FCC Chairman Julius Genachowski will be the headliner at a Senate Commerce Committee hearing July 22, which is billed as a "rethinking" of the Children's Television Act in the digital age.

It will be Genachowski's first appearance before a congressional hearing as chairman. He was sworn in June 29.

The act, which passed in 1990, established mandatory minimums (three hours per week) for educational kids television on broadcast TV. The hearing is believed to be a broad inquiry into how and whether the bill needs to be updated to reflect the explosion in screens and channels beyond traditional broadcast to cable, satellite, computers, cell phones and other portable personal devices. A committee spokesperson had not returned a call at press time.

A source familiar with the witness list confirmed the chairman would lead off the hearing, with a second panel featuring representatives from Nickelodeon and Sesame Workshop--likely workshop president Gary Knell-- and at least one other witness, though at press time several members of the kids TV activist community said they were taken by surprise by the hearing and knew of no activist invitees.

Genachowski brings more than his new title to the issue. He is a founding board member of non-profit Common Sense Media. Common Sense provides media ratings and reviews across a variety of platforms for major media companies including top cable operators Cox, Comcast and Time Warner. In addition, it advocates for more parental, and if need be governmental, oversight of kids media choices.

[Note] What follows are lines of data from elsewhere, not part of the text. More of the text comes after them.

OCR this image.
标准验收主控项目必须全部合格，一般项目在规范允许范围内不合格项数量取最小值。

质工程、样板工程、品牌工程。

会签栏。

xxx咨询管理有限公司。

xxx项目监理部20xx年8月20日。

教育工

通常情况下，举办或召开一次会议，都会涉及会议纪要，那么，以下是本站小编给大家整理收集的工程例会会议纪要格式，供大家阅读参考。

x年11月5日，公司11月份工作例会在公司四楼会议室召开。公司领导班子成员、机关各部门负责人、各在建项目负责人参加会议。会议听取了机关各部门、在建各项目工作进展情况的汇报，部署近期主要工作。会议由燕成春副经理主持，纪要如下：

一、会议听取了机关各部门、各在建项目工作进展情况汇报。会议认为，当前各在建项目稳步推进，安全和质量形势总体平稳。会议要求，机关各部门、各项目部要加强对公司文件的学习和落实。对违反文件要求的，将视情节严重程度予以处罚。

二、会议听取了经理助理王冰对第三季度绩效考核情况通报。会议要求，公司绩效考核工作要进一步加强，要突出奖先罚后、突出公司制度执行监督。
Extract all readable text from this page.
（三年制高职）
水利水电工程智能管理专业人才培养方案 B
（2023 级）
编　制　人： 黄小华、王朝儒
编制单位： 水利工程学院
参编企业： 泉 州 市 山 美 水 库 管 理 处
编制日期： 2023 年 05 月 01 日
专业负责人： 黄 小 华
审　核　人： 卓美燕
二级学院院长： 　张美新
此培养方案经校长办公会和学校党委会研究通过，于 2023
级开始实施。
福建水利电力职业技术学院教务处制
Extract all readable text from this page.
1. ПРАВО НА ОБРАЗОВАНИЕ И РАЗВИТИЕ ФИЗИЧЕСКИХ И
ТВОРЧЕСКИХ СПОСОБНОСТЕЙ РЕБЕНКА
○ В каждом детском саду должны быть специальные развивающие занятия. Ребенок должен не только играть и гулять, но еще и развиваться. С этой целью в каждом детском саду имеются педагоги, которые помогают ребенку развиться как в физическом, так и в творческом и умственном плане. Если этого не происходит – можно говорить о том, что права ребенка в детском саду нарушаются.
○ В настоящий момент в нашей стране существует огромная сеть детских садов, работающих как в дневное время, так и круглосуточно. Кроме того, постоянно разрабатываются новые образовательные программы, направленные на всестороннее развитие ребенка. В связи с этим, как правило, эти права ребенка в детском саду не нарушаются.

The FCC has already done some rethinking, modifying its rules to include kids TV quotas for digital multicast streams, but Committee Chairman Jay Rockefeller (D-WVA) has signaled his interest in looking at kids and TV content issues. He is also on the record as concerned about interactive advertising and kids programming.

One of the kids media activists surprised by the hearing was Jeff Chester of the Center for Digital Democracy, who said he hoped the hearing signaled a rethinking of the bill in light of all the new places kids can be marketed to. He has been a loud and leading voice for more government attention on marketing to kids by media companies online, where increasingly more video content is residing.

"It's timely for Congress to re-examine how the TV and digital media industry are serving the educational needs of young people, as well as the impact advertising has on them," he told B&C. "But the world which saw they need to pass the original CTA has dramatically changed. Any examination of a CTA for the digital age must review the state of the online media and youth: especially social networks, online video, games, and mobile services.

"We hope this is the first in a series of hearings on ensuring young people are well-served by powerful digital age services."